If we were older, I would offer him alcohol, because listening and comforting was never my greatest strength and it has not change over time. But I prefer if neither of us have another awful coping mechanism, so tea it is.
When he joins me, I was sitting on the ground staring at the big windows that surround the apartment like a vitrine. I could had changed the view, showed him the meadows of District 10 or the sight of the night sea of his home, but it would be an illusion so we sat and watched the city lights that never seem to turn off.
He didn't say anything. There isn't any need. We both now what happen and why we are at the Capitol. I cannot promise him that it will get better and he cannot promise me that it will not happen to me.
So, we just sat there in silent until he starts to break and soft and muffed cries echo in the apartment. A rare moment of vulnerability. And I can't stop my own tears, mourning for our innocence, childhood and the people we could had been.

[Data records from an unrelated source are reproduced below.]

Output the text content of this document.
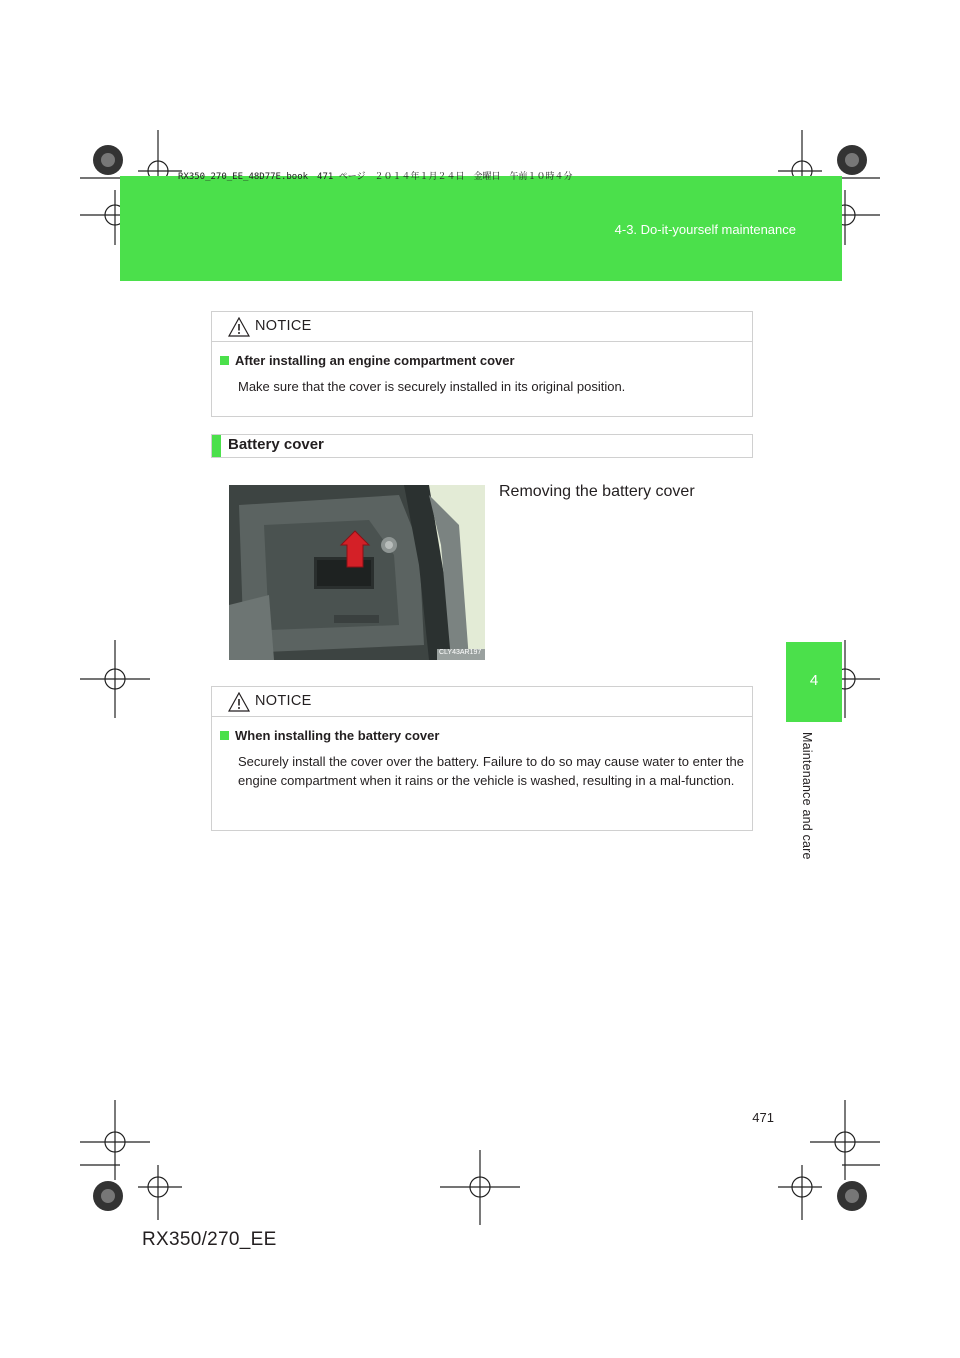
RX350_270_EE_48D77E.book　471 ページ　２０１４年１月２４日　金曜日　午前１０時４分
4-3. Do-it-yourself maintenance
4
Maintenance and care
NOTICE
After installing an engine compartment cover
Make sure that the cover is securely installed in its original position.
Battery cover
CLY43AR197
Removing the battery cover
NOTICE
When installing the battery cover
Securely install the cover over the battery. Failure to do so may cause water to enter the engine compartment when it rains or the vehicle is washed, resulting in a mal-function.
471
RX350/270_EE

Somehow an hour and a half later I am petting his hair with his head in my lap, luring him to sleep with an unspoken vow that tonight I will be the one at the watch. We are no longer in the arena and in theory we would not need to keep alert to our surroundings, I do either way. It is easier.
I didn't know at that time, that the teenage boy will be in my life for a long time. At that time we were just children, frightened of what could happen and what we had passed, carrying way too much weight in shoulders that weren't big enough, but had no choice in the matter.
Sink or swim.
At that night we start to learn how to.